What should lessors do if faced with an insolvent tenant? Most leases allow the lessor to terminate on the tenant's insolvency, and often before then (for example, when a winding up application is filed). Before deciding whether to terminate however, lessors should consider legal matters including the lessor's contractual position, obligations and restrictions imposed by statute and commercial considerations:
Before exercising a contractual right to terminate, lessors should consider the following legal and commercial issues:
- Notices to be served before valid termination:
- Under the lease: does the lease require a default notice to be served before terminating? Most leases will allow automatic termination for insolvency without prior service of a breach notice (giving the tenant opportunity to remedy the breach). However, lessors should check the technical requirements of the lease, and the form of any required notice.
- Under statute: Section 129 Conveyancing Act (1929) applies when a lessor seeks to exercise a right of re-entry or forfeiture arising from a breach of covenant of the lease (subject to certain limited exceptions). The section requires the lessor to serve a notice, before terminating, allowing the tenant reasonable time to remedy the breach. There is conflicting authority in NSW as to whether section 129 applies to a lessor seeking to terminate for insolvency: compare Melacare International v Daley Investments  NSWSC 496 with Della Imports v Birkenhead Investments, 21 July 1987, Supreme Court of New South Wales, Unreported). It is clear, however, that section 129 does not affect a lessor's rights to re-enter or terminate for non payment of rent: section 129(8). Therefore if an insolvent company owes outstanding rent, the lessor may be safer to terminate for non payment of rent, and avoid serving a section 129 notice.
- Can the lessor take possession of the premises? This
will depend firstly on whether the lessor can validly terminate.
Further, if the company is under voluntary administration, section
440C prevents lessors from taking possession of leased premises
during the administration without the administrator's written
consent, or leave of the Court. Lessors should also not preclude
the possibility of an application for relief against forfeiture
being made by an insolvent tenant (if the company is continuing
trade whilst under appointment for the purposes of a sale of
business, for example).
Landlords should note that if a deed of company arrangement is executed, the restriction on taking possession ceases unless the landlord voted for the deed at the creditors' meeting, and there is a specific provision in the deed prohibiting the landlord from enforcing.
- What other rights will a lessor have? If the tenant is under administration or in receivership, and the administrator/receiver continues occupation, he or she is liable for rent and other monetary obligations after an initial 7 day grace period: sections 419A and 443B Corporations Act. If the tenant is wound up or becomes subject to a deed of company arrangement, lessors can lodge a proof of debt for outstanding rent and monetary obligations owing until the end of the lease, subject to the obligation to mitigate.
- Commercial Considerations. These include:
- the course the liquidator/administrator/receiver proposes to take: if he/she intends to continue trading for a period, the lessor should consider if the appointee is personally liable for the rent. The lessor may also be able to negotiate a new lease entered into direct with the appointee.

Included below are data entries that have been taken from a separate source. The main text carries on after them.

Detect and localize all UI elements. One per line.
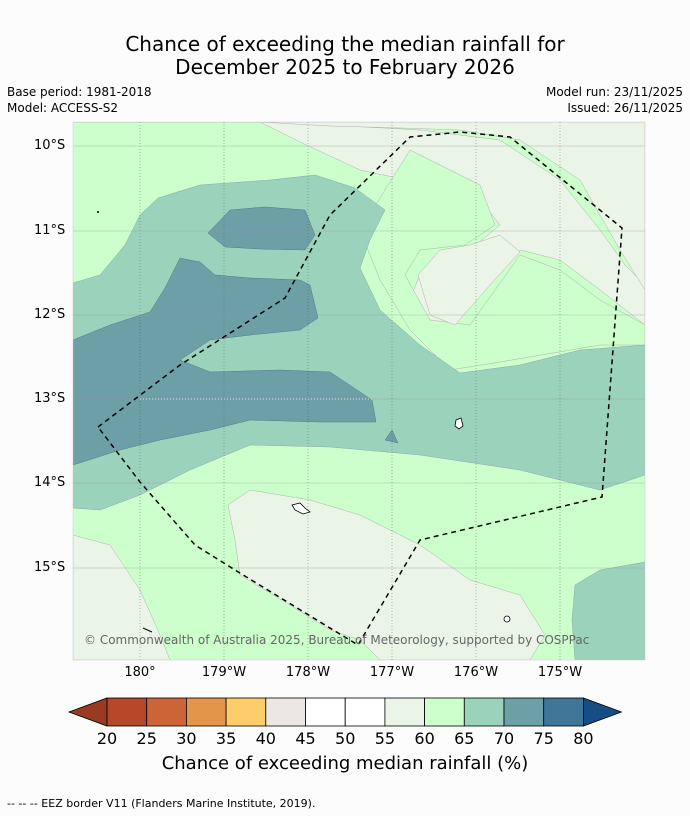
eez-border <box>96 131 623 647</box>
colorbar-label-65: 65 <box>454 729 475 748</box>
colorbar-label-25: 25 <box>136 729 157 748</box>
colorbar-swatch-c60_65 <box>424 697 465 727</box>
colorbar-swatch-c50_55 <box>344 697 386 727</box>
copyright-notice: © Commonwealth of Australia 2025, Bureau… <box>84 633 590 647</box>
region-70-75-island <box>384 429 399 444</box>
region-55-60-north <box>259 122 645 291</box>
colorbar-swatch-c65_70 <box>463 697 505 727</box>
colorbar-swatch-c35_40 <box>225 697 267 727</box>
island-southeast <box>503 615 511 623</box>
colorbar-swatch-c55_60 <box>384 697 425 727</box>
island-east <box>454 417 464 430</box>
colorbar-label-20: 20 <box>96 729 118 748</box>
map-title-line1: Chance of exceeding the median rainfall … <box>125 32 565 56</box>
colorbar-swatch-c25_30 <box>146 697 187 727</box>
colorbar-swatch-c20_25 <box>106 697 148 727</box>
lon-label-175w: 175°W <box>537 665 583 680</box>
lat-label-11s: 11°S <box>34 223 66 238</box>
lon-label-179w: 179°W <box>201 665 247 680</box>
colorbar-over-arrow <box>583 697 623 727</box>
lat-label-12s: 12°S <box>34 307 66 322</box>
region-55-60-pocket <box>417 234 521 326</box>
base-period: Base period: 1981-2018 <box>7 85 152 99</box>
lon-label-180: 180° <box>124 665 156 680</box>
region-70-75-main <box>73 257 377 466</box>
colorbar-swatch-c70_75 <box>503 697 545 727</box>
lat-label-15s: 15°S <box>34 560 66 575</box>
colorbar-label-40: 40 <box>255 729 276 748</box>
island-far-south <box>142 627 153 633</box>
lat-label-14s: 14°S <box>34 475 66 490</box>
lat-label-13s: 13°S <box>34 391 66 406</box>
graticule <box>73 122 645 660</box>
eez-legend-note: -- -- -- EEZ border V11 (Flanders Marine… <box>7 797 316 810</box>
colorbar-label-30: 30 <box>176 729 197 748</box>
colorbar-swatch-c30_35 <box>185 697 227 727</box>
colorbar <box>67 697 623 727</box>
issued-date: Issued: 26/11/2025 <box>567 101 683 115</box>
lat-label-10s: 10°S <box>34 138 66 153</box>
lon-label-176w: 176°W <box>453 665 499 680</box>
island-southwest <box>291 502 311 515</box>
lon-label-177w: 177°W <box>369 665 415 680</box>
island-northwest <box>97 211 99 213</box>
model-name: Model: ACCESS-S2 <box>7 101 119 115</box>
colorbar-label-45: 45 <box>295 729 316 748</box>
colorbar-swatch-c40_45 <box>265 697 306 727</box>
colorbar-label-50: 50 <box>335 729 356 748</box>
region-55-60-south <box>227 489 546 660</box>
colorbar-swatch-c45_50 <box>305 697 346 727</box>
colorbar-label-75: 75 <box>533 729 554 748</box>
colorbar-title: Chance of exceeding median rainfall (%) <box>161 753 529 774</box>
region-65-70-se <box>571 561 645 660</box>
map-title-line2: December 2025 to February 2026 <box>175 55 515 79</box>
colorbar-under-arrow <box>67 697 108 727</box>
colorbar-label-70: 70 <box>493 729 515 748</box>
colorbar-label-35: 35 <box>215 729 237 748</box>
model-run: Model run: 23/11/2025 <box>545 85 683 99</box>
colorbar-label-80: 80 <box>573 729 594 748</box>
lon-label-178w: 178°W <box>285 665 331 680</box>
colorbar-swatch-c75_80 <box>543 697 584 727</box>
region-70-75-north <box>207 206 316 251</box>
colorbar-label-60: 60 <box>414 729 435 748</box>
colorbar-label-55: 55 <box>374 729 396 748</box>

- Proposed assignments: if the appointee is investigating a sale of the assets as a going concern, this usually requires an assignment of the present lease, or entry into a new lease. The lessor should what rights it has to refuse assignment of the lease (particularly for retail leases, where the rights to refuse assignment are limited).
- Whether the lease is at market value, and the demand for the premises: if the premises is being let at market value, and the insolvency appointee is investigating an assignment of the lease, it may suit the lessor to agree to assign the lease to the third party purchaser. If the lease is at an under value, however, and the lessor has other potential tenants prepared to pay a higher value, it may suit the lessor to terminate and take possession. Before doing this, however, the lessor should consider the legal position carefully, including the matters raised above.
The content of this article is intended to provide a general guide to the subject matter. Specialist advice should be sought about your specific circumstances.